Uma coisa que mexe muito comigo é quando entro em alguma rede social, encontro alguém na rua, e a pessoa fala para mim que conseguiu sair de um relacionamento abusivo graças à minha música.
Por mais que a gente tenha informação, tenha acesso, tenha tudo aquilo à nossa frente, só sabemos o que é um relacionamento abusivo, o que é viver aquilo ali, quando sente na pele. Hoje, quando falam do nosso trabalho como algo que conscientiza, eu sinto que estamos muito no caminho certo. Sinto que é muito por esses caminhos mesmo.
Quando sofri violência doméstica, eu só precisava de alguém que estivesse ali falando: ‘olha, você não está errada em se escolher primeiro, não está errada em estar focando no seu trabalho, no seu bem-estar, no seu psicológico, você não é uma mulher fraca por ter passado por isso.’

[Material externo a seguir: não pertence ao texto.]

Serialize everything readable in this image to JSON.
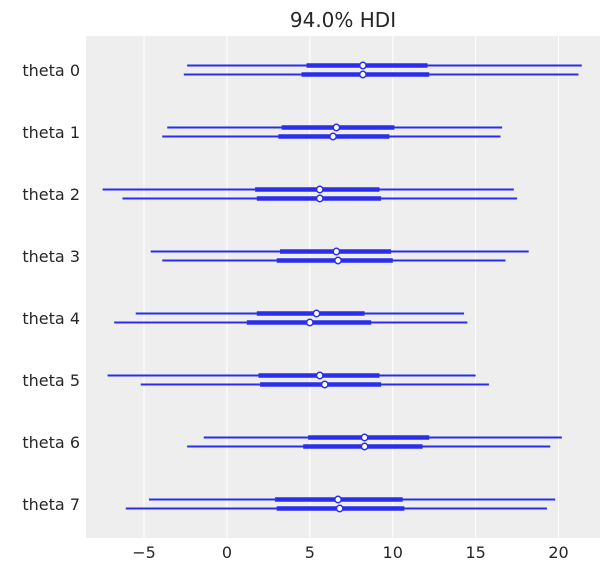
{
  "chart_data": {
    "type": "forest",
    "title": "94.0% HDI",
    "xlabel": "",
    "ylabel": "",
    "xlim": [
      -8.5,
      22.5
    ],
    "xticks": [
      -5,
      0,
      5,
      10,
      15,
      20
    ],
    "xtick_labels": [
      "−5",
      "0",
      "5",
      "10",
      "15",
      "20"
    ],
    "grid": true,
    "color": "#2a2eec",
    "background": "#eeeeee",
    "categories": [
      "theta 0",
      "theta 1",
      "theta 2",
      "theta 3",
      "theta 4",
      "theta 5",
      "theta 6",
      "theta 7"
    ],
    "chains": [
      {
        "values": [
          {
            "hdi": [
              -2.4,
              21.4
            ],
            "iqr": [
              4.8,
              12.1
            ],
            "median": 8.2
          },
          {
            "hdi": [
              -3.6,
              16.6
            ],
            "iqr": [
              3.3,
              10.1
            ],
            "median": 6.6
          },
          {
            "hdi": [
              -7.5,
              17.3
            ],
            "iqr": [
              1.7,
              9.2
            ],
            "median": 5.6
          },
          {
            "hdi": [
              -4.6,
              18.2
            ],
            "iqr": [
              3.2,
              9.9
            ],
            "median": 6.6
          },
          {
            "hdi": [
              -5.5,
              14.3
            ],
            "iqr": [
              1.8,
              8.3
            ],
            "median": 5.4
          },
          {
            "hdi": [
              -7.2,
              15.0
            ],
            "iqr": [
              1.9,
              9.2
            ],
            "median": 5.6
          },
          {
            "hdi": [
              -1.4,
              20.2
            ],
            "iqr": [
              4.9,
              12.2
            ],
            "median": 8.3
          },
          {
            "hdi": [
              -4.7,
              19.8
            ],
            "iqr": [
              2.9,
              10.6
            ],
            "median": 6.7
          }
        ]
      },
      {
        "values": [
          {
            "hdi": [
              -2.6,
              21.2
            ],
            "iqr": [
              4.5,
              12.2
            ],
            "median": 8.2
          },
          {
            "hdi": [
              -3.9,
              16.5
            ],
            "iqr": [
              3.1,
              9.8
            ],
            "median": 6.4
          },
          {
            "hdi": [
              -6.3,
              17.5
            ],
            "iqr": [
              1.8,
              9.3
            ],
            "median": 5.6
          },
          {
            "hdi": [
              -3.9,
              16.8
            ],
            "iqr": [
              3.0,
              10.0
            ],
            "median": 6.7
          },
          {
            "hdi": [
              -6.8,
              14.5
            ],
            "iqr": [
              1.2,
              8.7
            ],
            "median": 5.0
          },
          {
            "hdi": [
              -5.2,
              15.8
            ],
            "iqr": [
              2.0,
              9.3
            ],
            "median": 5.9
          },
          {
            "hdi": [
              -2.4,
              19.5
            ],
            "iqr": [
              4.6,
              11.8
            ],
            "median": 8.3
          },
          {
            "hdi": [
              -6.1,
              19.3
            ],
            "iqr": [
              3.0,
              10.7
            ],
            "median": 6.8
          }
        ]
      }
    ]
  }
}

Quando nos afirmamos: ‘como eu sou grandiosa, sou uma mulher preta foda, eu sou a bruta braba forte’, são coisas que dão força para sair desse quadro.
Acho que o rap é para isso: conscientizar, ajudar, para ser um comunicador mesmo.
É para trazer, além de só entretenimento e cultura, também segurança, trazer saúde, conhecimento. É para trazer muita coisa. Acho que é muito importante, muito bonito, muito bom também enxergar a partir desse ponto de vista. Espero que todas as pessoas se sintam acolhidas e se sintam confortáveis, porque estou aqui para ajudar. Temos que ter sempre uma rede de apoio.
Qual a expectativa para o show em Brasília no dia 23 de agosto?
Estou ansiosa, extremamente ansiosa. Porque agora está sendo um ponto muito importante da minha carreira. Voltei a ser independente, estou começando a tocar um novo projeto. Está sendo [feito] tudo com calma, com cautela, com cuidado. Ter esse contato de novo com o público está sendo muito importante para mim, para entender que o tempo não é vilão nesse caso, e que ele está realmente sendo algo que tem me ajudado a construir tudo que eu quero ser, tudo que eu quero fazer acontecer, tudo que eu quero mostrar pro público.
A minha expectativa é aquela de matar a saudade. É difícil. Eu estou bastante assim, com essa expectativa de matar a saudade. E, principalmente, de ver a reação da galera, com o tanto que mudou o show.